CREBZF, a novel Smad8-binding protein

Smads are the secondary messengers of the transforming growth factor-beta (TGF-beta) signaling pathway. TGF-beta receptors phosphorylate the Receptor Smads (R-Smads) upon ligand binding; activated R-Smads translocate to the nucleus and function as transcription factors.
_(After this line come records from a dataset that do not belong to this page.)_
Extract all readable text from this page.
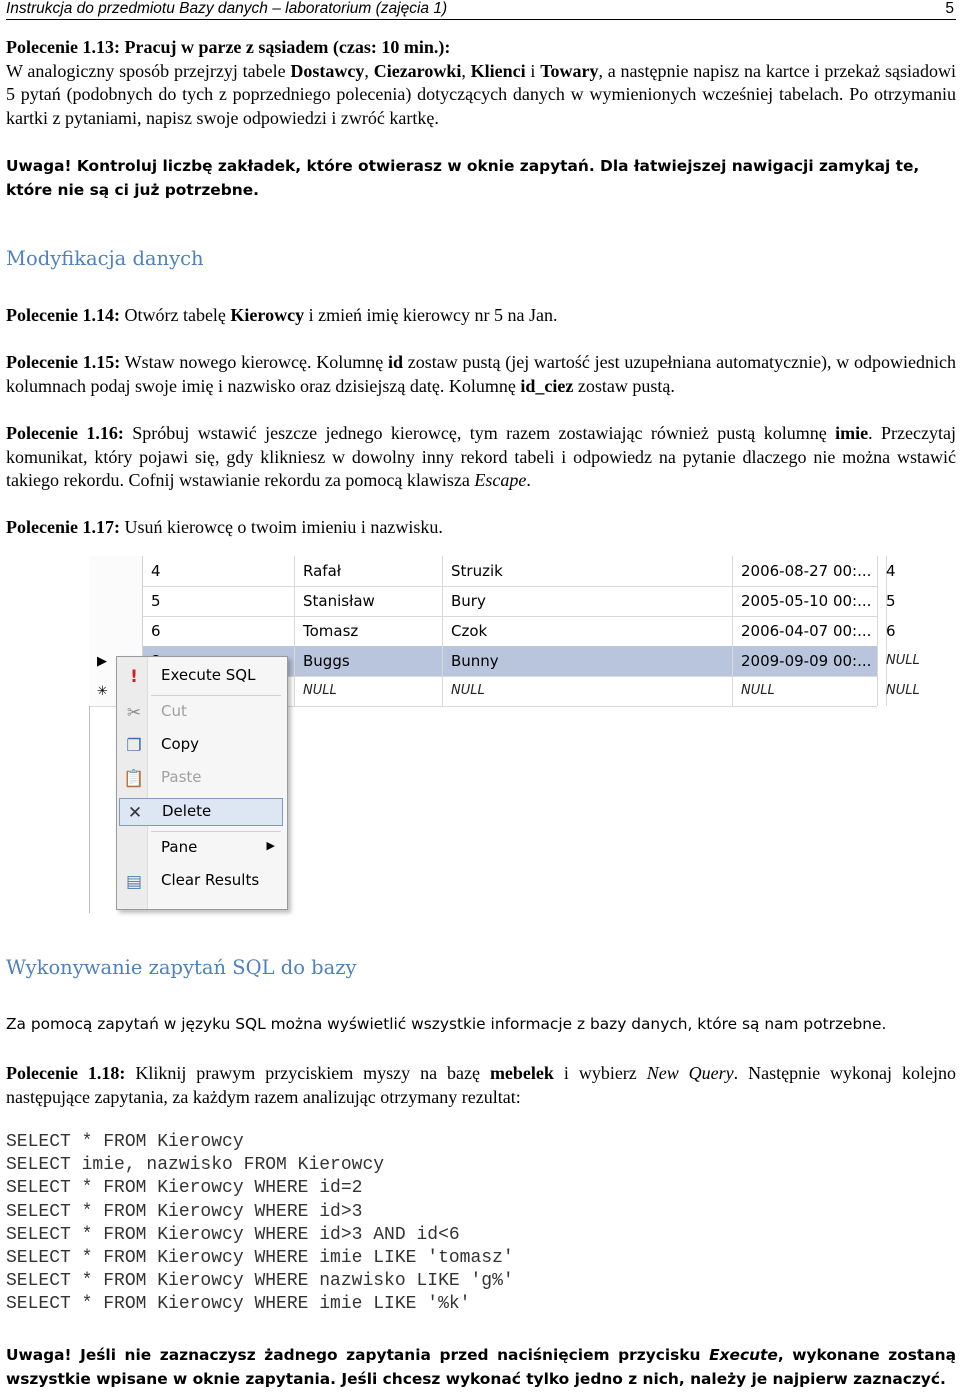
Instrukcja do przedmiotu Bazy danych – laboratorium (zajęcia 1)	5
Polecenie 1.13: Pracuj w parze z sąsiadem (czas: 10 min.):
W analogiczny sposób przejrzyj tabele Dostawcy, Ciezarowki, Klienci i Towary, a następnie napisz na kartce i przekaż sąsiadowi 5 pytań (podobnych do tych z poprzedniego polecenia) dotyczących danych w wymienionych wcześniej tabelach. Po otrzymaniu kartki z pytaniami, napisz swoje odpowiedzi i zwróć kartkę.
Uwaga! Kontroluj liczbę zakładek, które otwierasz w oknie zapytań. Dla łatwiejszej nawigacji zamykaj te, które nie są ci już potrzebne.
Modyfikacja danych
Polecenie 1.14: Otwórz tabelę Kierowcy i zmień imię kierowcy nr 5 na Jan.
Polecenie 1.15: Wstaw nowego kierowcę. Kolumnę id zostaw pustą (jej wartość jest uzupełniana automatycznie), w odpowiednich kolumnach podaj swoje imię i nazwisko oraz dzisiejszą datę. Kolumnę id_ciez zostaw pustą.
Polecenie 1.16: Spróbuj wstawić jeszcze jednego kierowcę, tym razem zostawiając również pustą kolumnę imie. Przeczytaj komunikat, który pojawi się, gdy klikniesz w dowolny inny rekord tabeli i odpowiedz na pytanie dlaczego nie można wstawić takiego rekordu. Cofnij wstawianie rekordu za pomocą klawisza Escape.
Polecenie 1.17: Usuń kierowcę o twoim imieniu i nazwisku.
4	Rafał	Struzik	2006-08-27 00:... 4
5	Stanisław	Bury	2005-05-10 00:... 5
6	Tomasz	Czok	2006-04-07 00:... 6
▶	Buggs	Bunny	2009-09-09 00:...	NULL
✳	NULL	NULL	NULL	NULL
!	Execute SQL
✂ Cut
❐ Copy
📋 Paste
✕ Delete
Pane	▶
▤ Clear Results
Wykonywanie zapytań SQL do bazy
Za pomocą zapytań w języku SQL można wyświetlić wszystkie informacje z bazy danych, które są nam potrzebne.
Polecenie 1.18: Kliknij prawym przyciskiem myszy na bazę mebelek i wybierz New Query. Następnie wykonaj kolejno następujące zapytania, za każdym razem analizując otrzymany rezultat:
SELECT * FROM Kierowcy
SELECT imie, nazwisko FROM Kierowcy
SELECT * FROM Kierowcy WHERE id=2
SELECT * FROM Kierowcy WHERE id>3
SELECT * FROM Kierowcy WHERE id>3 AND id<6
SELECT * FROM Kierowcy WHERE imie LIKE 'tomasz'
SELECT * FROM Kierowcy WHERE nazwisko LIKE 'g%'
SELECT * FROM Kierowcy WHERE imie LIKE '%k'
Uwaga! Jeśli nie zaznaczysz żadnego zapytania przed naciśnięciem przycisku Execute, wykonane zostaną wszystkie wpisane w oknie zapytania. Jeśli chcesz wykonać tylko jedno z nich, należy je najpierw zaznaczyć.
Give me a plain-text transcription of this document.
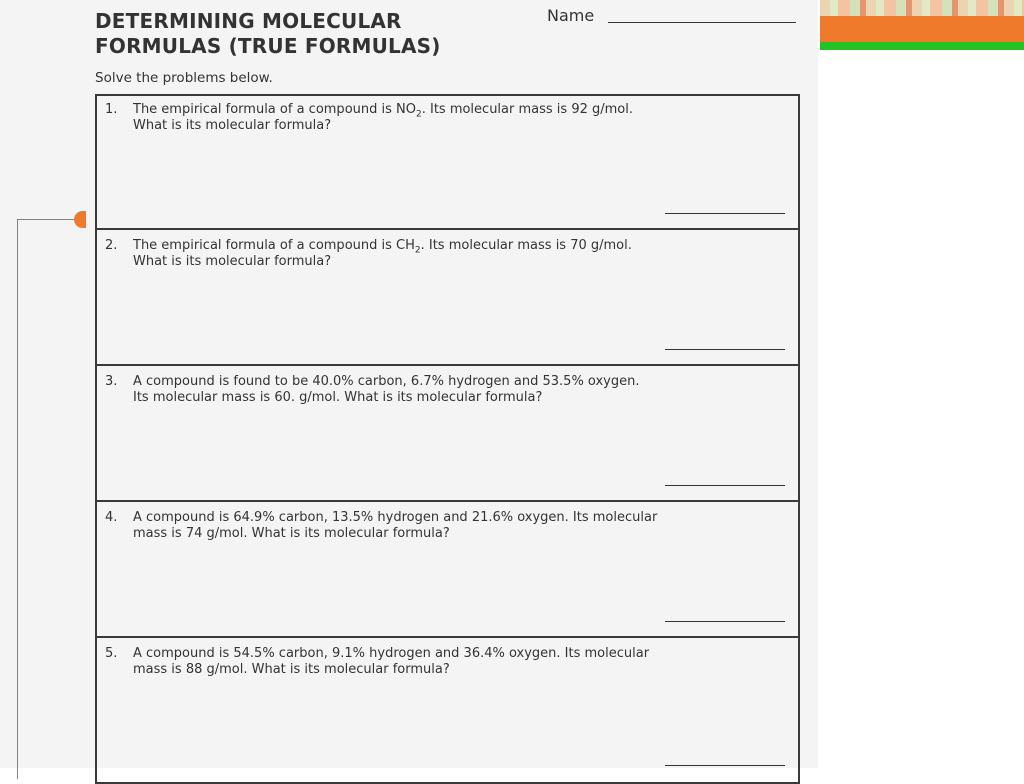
DETERMINING MOLECULAR
FORMULAS (TRUE FORMULAS)
Name
Solve the problems below.
1. The empirical formula of a compound is $NO_2$. Its molecular mass is 92 g/mol.
What is its molecular formula?
2. The empirical formula of a compound is $CH_2$. Its molecular mass is 70 g/mol.
What is its molecular formula?
3. A compound is found to be 40.0% carbon, 6.7% hydrogen and 53.5% oxygen.
Its molecular mass is 60. g/mol. What is its molecular formula?
4. A compound is 64.9% carbon, 13.5% hydrogen and 21.6% oxygen. Its molecular
mass is 74 g/mol. What is its molecular formula?
5. A compound is 54.5% carbon, 9.1% hydrogen and 36.4% oxygen. Its molecular
mass is 88 g/mol. What is its molecular formula?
Among the R-Smads, Smads 1, 5, and 8 mainly mediate signals in the bone morphogenetic proteins (BMPs) pathways, while Smads 2/3 mediate TGF-beta signaling. The regulation of Smads in the TGF-beta signal pathway has been well defined, but the relationship of Smads 1, 5, and 8 to the BMP pathways has been relatively understudied. To understand the specific regulation of BMP mediating Smads, we performed yeast two-hybrid screening using the Mad homology 2(MH2) domain of Smad8 as bait. In this screening, novel Smad-binding protein, CREBZF-a basic region-leucine zipper (bZIP) transcription factor-was identified. The interaction of CREBZF and Smads 1, 5, and 8 was confirmed by immunoprecipitation in a human prostate cancer cell line. Overexpression of CREBZF inhibited the promoter activity of BMP response element and abolished the cell growth inhibition induced by BMP-6. Thus, CREBZF inhibits the function of BMP-6 by interacting with Smads. The identification of this novel Smads-binding protein, among others will help us understand the modulation of BMP-signaling pathways.